Poor Richard said...

I knew better than to call you sanguine. In retrospect I think that was unnecessarily provocative.

I think you are saying it is a case of settling for lesser evils and I agree but I am saying that I feel intuitively that "resignation" is not acceptable regardless of the apparent constraints that result in the present status quo.

I am still feeling that kids desperately need to be rescued and we need to find a way, some day, to make THAT the lesser evil without setting off down some slippery slope towards Huxley's Brave New World.

As we hope/work/wait for a "well-administered secular sustainable consensual equitable multicultural democratic republic" to lift all boats we need to keep a vigil over our children and actively search for some rescue "moves" that we don't yet fathom.

I don't think that makes me a self-righteous missionary zealot-- I admit that I don't have any answers. At the same time I believe the intensity of my concern is not unfounded. I think the accumulating weight of cognitive and developmental neuroscience strongly suggests that intervention in childhood is the only way to address some largely irreversible pathological cognitive and epigenetic formations that are epidemic in our species. If we are in fact approaching a point as Dawkins (The Selfish Gene)thinks where cognitive & behavioral adaptations that promote success for individuals become suicidal for our species as a whole, the lesser evil to extinction could be kidnapping all the kids whose parents don't believe in clean energy, environmental protection, global warming, etc.

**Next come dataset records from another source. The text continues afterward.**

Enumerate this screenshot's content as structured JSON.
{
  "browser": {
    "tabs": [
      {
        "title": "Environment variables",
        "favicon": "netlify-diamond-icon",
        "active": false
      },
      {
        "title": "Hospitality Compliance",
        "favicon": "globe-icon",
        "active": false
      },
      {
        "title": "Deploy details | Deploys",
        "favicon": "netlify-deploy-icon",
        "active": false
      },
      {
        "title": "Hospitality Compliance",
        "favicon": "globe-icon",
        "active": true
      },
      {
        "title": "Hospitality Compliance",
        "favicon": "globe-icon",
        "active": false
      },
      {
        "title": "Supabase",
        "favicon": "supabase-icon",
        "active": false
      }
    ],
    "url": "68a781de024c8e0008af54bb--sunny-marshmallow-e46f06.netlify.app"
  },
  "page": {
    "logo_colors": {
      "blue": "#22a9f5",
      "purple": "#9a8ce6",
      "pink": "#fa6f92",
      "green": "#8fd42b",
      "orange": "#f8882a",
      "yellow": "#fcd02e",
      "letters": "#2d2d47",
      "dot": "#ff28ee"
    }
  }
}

My reading of your "Rhetoric and Nonviolence" page makes me think you are close to an appreciation of how even subtle cues and nudges of violence experienced in early childhood can acquire life-long trajectories even if early childhood development is not your thing.

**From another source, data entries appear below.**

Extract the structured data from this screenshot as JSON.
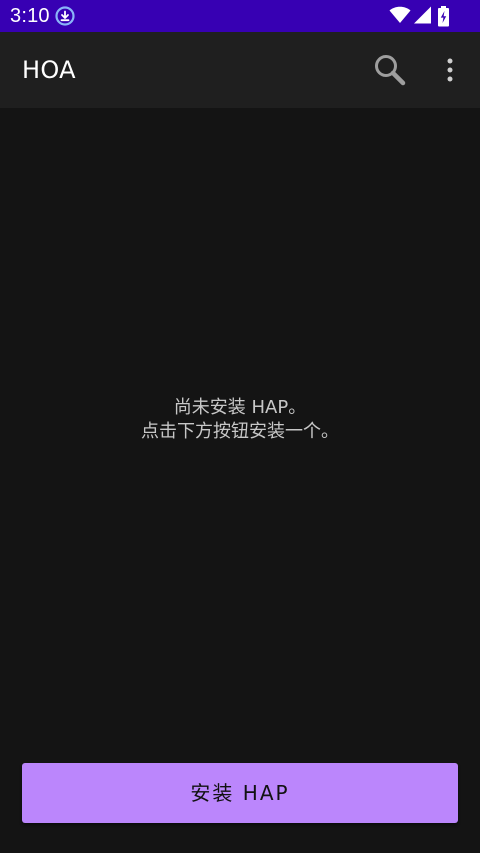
{
  "status_bar": {
    "time": "3:10",
    "background": "#3700b3",
    "icons": [
      "download-icon",
      "wifi-icon",
      "signal-icon",
      "battery-charging-icon"
    ]
  },
  "app_bar": {
    "title": "HOA",
    "actions": [
      "search-icon",
      "more-vert-icon"
    ]
  },
  "empty_state": {
    "line1": "尚未安装 HAP。",
    "line2": "点击下方按钮安装一个。"
  },
  "install_button": {
    "label": "安装 HAP",
    "color": "#bb86fc"
  },
  "theme": {
    "background": "#141414",
    "app_bar": "#1f1f1f",
    "accent": "#bb86fc"
  }
}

I could say more but I sense you may have said about all you (or most anyone) currently can say on this and I don't want to be tiresome.

When I come across as good a thinker and communicator as you who is accessible (rare) I'm afraid I get over-exited about sharing some of my "burning questions".

I appreciate the serious attention you have given.


Dale Carrico said...

I knew better than to call you sanguine. In retrospect I think that was unnecessarily provocative.

I didn't take it amiss -- it's been a good conversation, keep at it.